Ordered that the judgment is affirmed, with costs.
"`"`A verdict in favor of a defendant should not be set aside as against the weight of the credible evidence unless the preponderance in favor of the plaintiff was so great that the finding in favor of the defendant could not have been reached upon any fair interpretation of the evidence'"'" ( Ciotti v. New York Hosp., 221 A.D.2d 581; Cerasuoli v. Brevetti, 166 A.D.2d 403, 404; Olsen v. Chase Manhattan Bank, 10 A.D.2d 539, affd 9 N.Y.2d 829; Nicastro v. Park, 113 A.D.2d 129). Here, the jury was entitled to accept the testimony of the witnesses who actually observed the allegedly defective stair rail prior to the accident, but did not observe any corrosion. Thus, it cannot be said that the verdict in the defendants' favor could not have been reached by a fair interpretation of the evidence.

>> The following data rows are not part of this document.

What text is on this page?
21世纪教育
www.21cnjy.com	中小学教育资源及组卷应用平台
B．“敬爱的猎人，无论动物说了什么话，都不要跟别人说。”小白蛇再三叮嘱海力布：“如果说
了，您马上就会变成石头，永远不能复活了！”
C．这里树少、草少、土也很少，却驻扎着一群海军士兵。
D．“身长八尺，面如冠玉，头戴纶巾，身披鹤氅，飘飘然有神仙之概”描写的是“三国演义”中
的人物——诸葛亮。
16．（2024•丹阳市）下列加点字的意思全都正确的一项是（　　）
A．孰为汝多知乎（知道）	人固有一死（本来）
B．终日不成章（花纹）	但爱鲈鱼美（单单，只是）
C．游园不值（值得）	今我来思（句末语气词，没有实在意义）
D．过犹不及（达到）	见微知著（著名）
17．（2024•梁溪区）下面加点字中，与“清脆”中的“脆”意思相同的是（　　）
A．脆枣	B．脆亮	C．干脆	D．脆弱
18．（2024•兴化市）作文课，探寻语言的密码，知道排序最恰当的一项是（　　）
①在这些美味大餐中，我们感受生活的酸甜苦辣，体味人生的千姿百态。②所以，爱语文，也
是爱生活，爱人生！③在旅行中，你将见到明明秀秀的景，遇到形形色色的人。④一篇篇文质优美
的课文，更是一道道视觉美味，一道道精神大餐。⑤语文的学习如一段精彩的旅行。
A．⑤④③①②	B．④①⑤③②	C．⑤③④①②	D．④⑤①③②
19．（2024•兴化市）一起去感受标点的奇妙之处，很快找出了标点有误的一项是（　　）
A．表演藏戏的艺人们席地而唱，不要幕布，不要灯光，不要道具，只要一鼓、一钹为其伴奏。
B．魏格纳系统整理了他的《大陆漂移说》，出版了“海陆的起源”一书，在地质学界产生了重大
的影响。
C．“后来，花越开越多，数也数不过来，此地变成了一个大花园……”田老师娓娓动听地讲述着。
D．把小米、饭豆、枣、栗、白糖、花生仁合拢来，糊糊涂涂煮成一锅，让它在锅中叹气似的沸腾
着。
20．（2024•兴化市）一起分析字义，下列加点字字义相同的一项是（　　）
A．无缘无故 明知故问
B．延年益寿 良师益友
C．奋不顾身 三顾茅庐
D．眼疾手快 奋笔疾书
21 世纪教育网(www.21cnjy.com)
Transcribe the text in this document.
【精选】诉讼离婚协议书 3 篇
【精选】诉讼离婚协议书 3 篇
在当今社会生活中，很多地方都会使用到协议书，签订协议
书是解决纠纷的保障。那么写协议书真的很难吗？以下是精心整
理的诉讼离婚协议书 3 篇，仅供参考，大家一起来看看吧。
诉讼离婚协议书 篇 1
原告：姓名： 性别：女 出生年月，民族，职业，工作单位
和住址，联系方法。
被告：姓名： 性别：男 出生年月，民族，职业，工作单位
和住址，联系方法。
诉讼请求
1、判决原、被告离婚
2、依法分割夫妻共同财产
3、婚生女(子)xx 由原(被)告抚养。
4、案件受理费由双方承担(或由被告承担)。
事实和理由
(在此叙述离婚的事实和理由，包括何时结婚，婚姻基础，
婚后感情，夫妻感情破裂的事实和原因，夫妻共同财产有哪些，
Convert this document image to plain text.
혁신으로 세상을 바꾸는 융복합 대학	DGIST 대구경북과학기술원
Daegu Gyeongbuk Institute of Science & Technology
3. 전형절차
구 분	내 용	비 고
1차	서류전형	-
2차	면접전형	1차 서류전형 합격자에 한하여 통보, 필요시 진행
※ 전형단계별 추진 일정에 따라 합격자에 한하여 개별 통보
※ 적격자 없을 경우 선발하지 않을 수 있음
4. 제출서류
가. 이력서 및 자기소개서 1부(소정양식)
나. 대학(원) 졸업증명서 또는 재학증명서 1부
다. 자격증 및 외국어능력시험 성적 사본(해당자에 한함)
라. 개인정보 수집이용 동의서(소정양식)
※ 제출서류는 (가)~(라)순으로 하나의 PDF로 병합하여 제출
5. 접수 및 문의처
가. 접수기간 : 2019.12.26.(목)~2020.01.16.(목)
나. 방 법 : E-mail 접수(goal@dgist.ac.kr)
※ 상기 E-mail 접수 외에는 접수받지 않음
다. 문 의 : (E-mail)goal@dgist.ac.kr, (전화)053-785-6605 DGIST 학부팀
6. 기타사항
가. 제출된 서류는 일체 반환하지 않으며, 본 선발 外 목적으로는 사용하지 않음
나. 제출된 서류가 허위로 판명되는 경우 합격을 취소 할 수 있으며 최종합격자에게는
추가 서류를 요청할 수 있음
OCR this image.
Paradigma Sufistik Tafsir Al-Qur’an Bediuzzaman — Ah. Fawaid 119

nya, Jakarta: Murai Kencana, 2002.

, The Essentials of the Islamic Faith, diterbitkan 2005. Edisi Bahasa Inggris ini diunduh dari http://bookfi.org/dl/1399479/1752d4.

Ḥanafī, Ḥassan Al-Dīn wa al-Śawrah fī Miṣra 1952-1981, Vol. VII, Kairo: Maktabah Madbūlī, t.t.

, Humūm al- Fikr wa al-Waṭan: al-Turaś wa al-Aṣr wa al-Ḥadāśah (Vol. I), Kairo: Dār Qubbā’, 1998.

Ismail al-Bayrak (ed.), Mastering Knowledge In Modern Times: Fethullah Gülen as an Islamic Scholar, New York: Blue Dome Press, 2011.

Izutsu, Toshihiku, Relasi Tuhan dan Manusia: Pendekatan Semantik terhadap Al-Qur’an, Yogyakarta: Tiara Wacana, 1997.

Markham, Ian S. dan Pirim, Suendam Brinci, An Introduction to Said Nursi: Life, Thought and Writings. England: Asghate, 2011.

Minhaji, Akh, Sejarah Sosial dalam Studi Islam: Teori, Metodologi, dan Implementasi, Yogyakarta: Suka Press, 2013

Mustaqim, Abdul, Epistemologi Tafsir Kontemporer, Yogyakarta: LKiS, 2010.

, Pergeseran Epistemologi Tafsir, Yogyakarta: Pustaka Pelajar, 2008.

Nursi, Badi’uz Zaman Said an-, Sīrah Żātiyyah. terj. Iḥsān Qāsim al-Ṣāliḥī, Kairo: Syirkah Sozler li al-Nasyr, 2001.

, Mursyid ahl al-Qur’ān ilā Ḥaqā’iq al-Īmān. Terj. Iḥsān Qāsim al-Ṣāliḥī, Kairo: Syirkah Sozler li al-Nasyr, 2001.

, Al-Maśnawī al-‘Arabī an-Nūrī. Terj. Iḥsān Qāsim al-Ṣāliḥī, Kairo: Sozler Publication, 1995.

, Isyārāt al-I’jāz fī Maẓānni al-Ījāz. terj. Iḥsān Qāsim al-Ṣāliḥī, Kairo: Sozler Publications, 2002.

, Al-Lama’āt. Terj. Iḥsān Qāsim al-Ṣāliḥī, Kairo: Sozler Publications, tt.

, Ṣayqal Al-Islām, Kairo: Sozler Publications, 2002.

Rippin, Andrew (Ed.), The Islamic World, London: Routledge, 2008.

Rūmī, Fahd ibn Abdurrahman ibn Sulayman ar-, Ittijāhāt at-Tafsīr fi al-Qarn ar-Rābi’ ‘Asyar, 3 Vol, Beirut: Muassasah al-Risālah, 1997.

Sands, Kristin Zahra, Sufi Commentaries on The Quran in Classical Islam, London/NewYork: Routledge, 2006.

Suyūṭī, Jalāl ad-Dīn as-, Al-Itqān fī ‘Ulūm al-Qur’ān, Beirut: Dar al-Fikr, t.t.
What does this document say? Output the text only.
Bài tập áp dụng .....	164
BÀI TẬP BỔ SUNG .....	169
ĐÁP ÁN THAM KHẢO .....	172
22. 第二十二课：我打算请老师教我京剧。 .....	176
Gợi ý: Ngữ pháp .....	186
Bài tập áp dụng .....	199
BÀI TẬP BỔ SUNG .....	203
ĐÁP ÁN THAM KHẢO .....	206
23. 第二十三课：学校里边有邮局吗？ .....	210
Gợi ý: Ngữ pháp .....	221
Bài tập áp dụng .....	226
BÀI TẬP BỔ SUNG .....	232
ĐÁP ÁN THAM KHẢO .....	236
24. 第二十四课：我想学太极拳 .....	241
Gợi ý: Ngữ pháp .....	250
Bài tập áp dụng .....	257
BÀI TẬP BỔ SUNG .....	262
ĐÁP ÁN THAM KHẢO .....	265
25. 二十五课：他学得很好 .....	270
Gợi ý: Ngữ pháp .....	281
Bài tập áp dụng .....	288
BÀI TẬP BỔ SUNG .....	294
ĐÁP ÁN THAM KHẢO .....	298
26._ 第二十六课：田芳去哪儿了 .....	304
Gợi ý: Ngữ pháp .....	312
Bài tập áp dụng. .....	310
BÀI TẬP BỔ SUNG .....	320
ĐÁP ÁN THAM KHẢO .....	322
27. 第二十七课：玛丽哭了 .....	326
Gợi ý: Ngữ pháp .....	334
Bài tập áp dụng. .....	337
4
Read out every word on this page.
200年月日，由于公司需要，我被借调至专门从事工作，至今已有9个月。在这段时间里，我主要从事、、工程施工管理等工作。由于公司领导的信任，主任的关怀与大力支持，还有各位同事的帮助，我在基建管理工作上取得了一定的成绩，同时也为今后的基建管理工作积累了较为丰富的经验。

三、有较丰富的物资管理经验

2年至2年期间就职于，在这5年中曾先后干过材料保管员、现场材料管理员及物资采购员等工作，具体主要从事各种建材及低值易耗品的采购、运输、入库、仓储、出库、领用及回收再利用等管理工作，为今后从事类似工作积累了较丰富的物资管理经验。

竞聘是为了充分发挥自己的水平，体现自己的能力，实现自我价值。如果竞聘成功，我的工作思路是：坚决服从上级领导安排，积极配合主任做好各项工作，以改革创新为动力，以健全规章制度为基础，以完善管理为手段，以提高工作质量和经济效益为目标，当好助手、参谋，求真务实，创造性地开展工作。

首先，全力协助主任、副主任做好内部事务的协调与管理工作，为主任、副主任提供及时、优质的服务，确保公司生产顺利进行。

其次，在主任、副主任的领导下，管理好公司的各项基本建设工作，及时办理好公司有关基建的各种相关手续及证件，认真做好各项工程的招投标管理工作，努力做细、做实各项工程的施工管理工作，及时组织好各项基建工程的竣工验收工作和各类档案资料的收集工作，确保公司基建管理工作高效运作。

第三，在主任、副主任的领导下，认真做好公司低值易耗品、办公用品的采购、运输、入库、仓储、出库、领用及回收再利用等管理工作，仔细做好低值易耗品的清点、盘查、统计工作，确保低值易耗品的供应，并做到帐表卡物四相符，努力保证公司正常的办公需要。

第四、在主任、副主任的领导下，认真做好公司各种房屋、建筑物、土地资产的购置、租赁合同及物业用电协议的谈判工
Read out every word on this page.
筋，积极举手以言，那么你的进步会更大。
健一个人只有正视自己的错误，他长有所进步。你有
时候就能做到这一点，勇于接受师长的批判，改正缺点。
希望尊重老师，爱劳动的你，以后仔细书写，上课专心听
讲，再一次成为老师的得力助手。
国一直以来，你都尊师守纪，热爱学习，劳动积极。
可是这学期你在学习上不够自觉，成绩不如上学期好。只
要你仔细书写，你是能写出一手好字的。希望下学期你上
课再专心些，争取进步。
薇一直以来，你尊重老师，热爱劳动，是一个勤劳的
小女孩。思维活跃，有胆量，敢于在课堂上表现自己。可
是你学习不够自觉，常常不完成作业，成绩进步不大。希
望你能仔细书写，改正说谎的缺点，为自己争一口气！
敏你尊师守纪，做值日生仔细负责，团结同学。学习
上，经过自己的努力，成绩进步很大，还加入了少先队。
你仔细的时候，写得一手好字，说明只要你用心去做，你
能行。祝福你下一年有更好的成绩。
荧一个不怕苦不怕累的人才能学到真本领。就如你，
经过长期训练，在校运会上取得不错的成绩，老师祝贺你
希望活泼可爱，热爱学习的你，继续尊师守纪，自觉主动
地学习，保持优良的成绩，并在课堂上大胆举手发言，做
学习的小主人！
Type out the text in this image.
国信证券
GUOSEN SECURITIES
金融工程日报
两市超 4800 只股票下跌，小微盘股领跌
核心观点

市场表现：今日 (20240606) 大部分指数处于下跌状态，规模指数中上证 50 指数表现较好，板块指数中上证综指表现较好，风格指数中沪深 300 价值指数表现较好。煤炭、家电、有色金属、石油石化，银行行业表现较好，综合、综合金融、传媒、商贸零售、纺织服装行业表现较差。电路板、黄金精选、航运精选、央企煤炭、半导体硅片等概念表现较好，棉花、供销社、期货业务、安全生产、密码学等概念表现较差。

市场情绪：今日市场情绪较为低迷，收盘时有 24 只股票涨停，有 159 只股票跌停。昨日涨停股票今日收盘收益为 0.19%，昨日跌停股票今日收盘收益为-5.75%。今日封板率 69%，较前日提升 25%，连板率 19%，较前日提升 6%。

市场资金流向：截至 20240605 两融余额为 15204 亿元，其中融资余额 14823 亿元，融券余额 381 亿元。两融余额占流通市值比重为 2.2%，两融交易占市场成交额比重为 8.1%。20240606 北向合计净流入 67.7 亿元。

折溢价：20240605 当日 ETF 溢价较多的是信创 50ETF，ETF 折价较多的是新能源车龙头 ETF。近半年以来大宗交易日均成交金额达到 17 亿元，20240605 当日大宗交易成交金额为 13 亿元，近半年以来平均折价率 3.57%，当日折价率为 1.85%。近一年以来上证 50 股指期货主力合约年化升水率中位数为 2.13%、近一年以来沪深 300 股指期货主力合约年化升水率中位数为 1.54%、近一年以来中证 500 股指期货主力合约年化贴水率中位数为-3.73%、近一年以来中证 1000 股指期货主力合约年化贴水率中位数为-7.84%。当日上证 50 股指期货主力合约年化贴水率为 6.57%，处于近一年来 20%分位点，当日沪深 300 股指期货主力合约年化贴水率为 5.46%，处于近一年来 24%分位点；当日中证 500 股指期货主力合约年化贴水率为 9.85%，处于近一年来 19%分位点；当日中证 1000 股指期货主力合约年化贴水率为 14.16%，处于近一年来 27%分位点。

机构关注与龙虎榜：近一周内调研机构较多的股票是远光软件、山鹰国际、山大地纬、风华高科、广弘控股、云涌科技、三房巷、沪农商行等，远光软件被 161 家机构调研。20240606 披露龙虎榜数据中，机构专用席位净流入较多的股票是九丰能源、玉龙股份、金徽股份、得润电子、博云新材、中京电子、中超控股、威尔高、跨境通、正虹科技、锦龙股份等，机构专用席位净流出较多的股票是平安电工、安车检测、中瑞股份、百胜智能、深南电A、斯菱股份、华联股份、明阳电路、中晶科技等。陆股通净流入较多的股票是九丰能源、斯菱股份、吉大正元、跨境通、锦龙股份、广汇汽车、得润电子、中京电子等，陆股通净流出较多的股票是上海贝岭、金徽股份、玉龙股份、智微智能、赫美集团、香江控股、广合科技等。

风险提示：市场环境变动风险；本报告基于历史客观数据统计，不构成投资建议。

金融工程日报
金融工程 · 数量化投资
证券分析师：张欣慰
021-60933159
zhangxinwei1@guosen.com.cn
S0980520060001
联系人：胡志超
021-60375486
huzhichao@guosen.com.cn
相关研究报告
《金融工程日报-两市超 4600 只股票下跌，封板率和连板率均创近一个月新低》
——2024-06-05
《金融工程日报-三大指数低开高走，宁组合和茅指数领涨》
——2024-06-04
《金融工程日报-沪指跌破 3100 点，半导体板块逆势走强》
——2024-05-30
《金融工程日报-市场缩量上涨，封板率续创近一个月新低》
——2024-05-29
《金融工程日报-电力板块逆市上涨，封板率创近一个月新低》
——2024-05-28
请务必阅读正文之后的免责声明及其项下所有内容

Furthermore, we find that the videotape of the allegedly defective stair rail, taken three days after the accident, constituted cumulative evidence, and its exclusion was at most harmless error ( see, Tannen v. Long Is. R.R., 215 A.D.2d 745; Walker v. State of New York, 111 A.D.2d 164, 165). Balletta, J.P., Miller, Sullivan and Copertino, JJ., concur.